Glioblastoma multiforme is resistant to conventional anti-tumoral treatments due to its infiltrative nature and capability of relapse; therefore, research efforts focus on characterizing gliomagenesis and identifying molecular targets useful on therapy. New therapeutic strategies are being tested in patients, such as Histone deacetylase inhibitors (HDACi) either alone or in combination with other therapies. Here two HDACi included in clinical trials have been tested, suberanilohydroxamic acid (SAHA) and valproic acid (VPA), to characterize their effects on glioma cell growth in vitro and to determine the molecular changes that promote cancer cell death. We found that both HDACi reduce glioma cell viability, proliferation and clonogenicity. They have multiple effects, such as inducing the production of reactive oxygen species (ROS) and activating the mitochondrial apoptotic pathway, nevertheless cell death is not prevented by the pan-caspase inhibitor Q-VD-OPh.
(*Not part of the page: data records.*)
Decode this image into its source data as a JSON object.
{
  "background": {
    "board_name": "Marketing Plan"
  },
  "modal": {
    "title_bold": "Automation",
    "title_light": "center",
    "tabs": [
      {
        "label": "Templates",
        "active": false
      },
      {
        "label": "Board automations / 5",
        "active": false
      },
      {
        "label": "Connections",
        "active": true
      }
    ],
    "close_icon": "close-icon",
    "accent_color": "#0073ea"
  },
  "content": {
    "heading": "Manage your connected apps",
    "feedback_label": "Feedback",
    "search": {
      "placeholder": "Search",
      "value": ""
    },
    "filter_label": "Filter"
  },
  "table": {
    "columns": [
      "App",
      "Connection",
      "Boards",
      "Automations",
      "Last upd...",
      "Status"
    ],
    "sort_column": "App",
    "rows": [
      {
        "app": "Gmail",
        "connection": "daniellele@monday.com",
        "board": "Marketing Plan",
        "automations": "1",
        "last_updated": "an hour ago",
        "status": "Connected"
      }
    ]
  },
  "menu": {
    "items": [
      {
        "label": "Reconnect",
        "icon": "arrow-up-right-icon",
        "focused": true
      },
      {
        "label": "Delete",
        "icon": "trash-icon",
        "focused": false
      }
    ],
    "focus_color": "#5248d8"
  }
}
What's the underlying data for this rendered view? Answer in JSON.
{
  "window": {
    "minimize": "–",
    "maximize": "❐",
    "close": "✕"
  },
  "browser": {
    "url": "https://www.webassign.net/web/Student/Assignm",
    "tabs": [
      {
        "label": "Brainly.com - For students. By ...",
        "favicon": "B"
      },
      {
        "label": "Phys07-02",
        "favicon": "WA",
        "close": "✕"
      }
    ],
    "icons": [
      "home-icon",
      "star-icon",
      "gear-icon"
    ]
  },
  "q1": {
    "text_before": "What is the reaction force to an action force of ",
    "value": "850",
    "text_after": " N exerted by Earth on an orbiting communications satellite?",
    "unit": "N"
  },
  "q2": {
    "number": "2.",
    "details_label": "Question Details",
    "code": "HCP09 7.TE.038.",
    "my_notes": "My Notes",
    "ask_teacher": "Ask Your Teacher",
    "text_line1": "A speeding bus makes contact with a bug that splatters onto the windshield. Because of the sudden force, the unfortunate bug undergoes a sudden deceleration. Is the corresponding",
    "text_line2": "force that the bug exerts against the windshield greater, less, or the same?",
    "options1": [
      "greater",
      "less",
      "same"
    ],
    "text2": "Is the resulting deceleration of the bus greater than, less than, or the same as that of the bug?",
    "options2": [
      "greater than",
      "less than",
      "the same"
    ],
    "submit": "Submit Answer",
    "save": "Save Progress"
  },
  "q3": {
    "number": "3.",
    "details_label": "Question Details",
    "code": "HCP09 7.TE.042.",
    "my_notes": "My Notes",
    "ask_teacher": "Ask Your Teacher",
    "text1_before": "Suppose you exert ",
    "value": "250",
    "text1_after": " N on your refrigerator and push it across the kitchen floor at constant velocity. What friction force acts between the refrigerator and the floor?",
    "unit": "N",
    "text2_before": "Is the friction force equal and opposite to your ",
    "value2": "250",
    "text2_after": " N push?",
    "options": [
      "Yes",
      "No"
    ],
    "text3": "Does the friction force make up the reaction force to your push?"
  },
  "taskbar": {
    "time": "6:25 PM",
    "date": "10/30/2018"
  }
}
Importantly, we found that HDACi alter cell cycle progression by decreasing the expression of G2 checkpoint kinases Wee1 and checkpoint kinase 1 (Chk1). In addition, HDACi reduce the expression of proteins involved in DNA repair (Rad51), mitotic spindle formation (TPX2) and chromosome segregation (Survivin) in glioma cells and in human glioblastoma multiforme primary cultures. Therefore, HDACi treatment causes glioma cell entry into mitosis before DNA damage could be repaired and to the formation of an aberrant mitotic spindle that results in glioma cell death through mitotic catastrophe-induced apoptosis.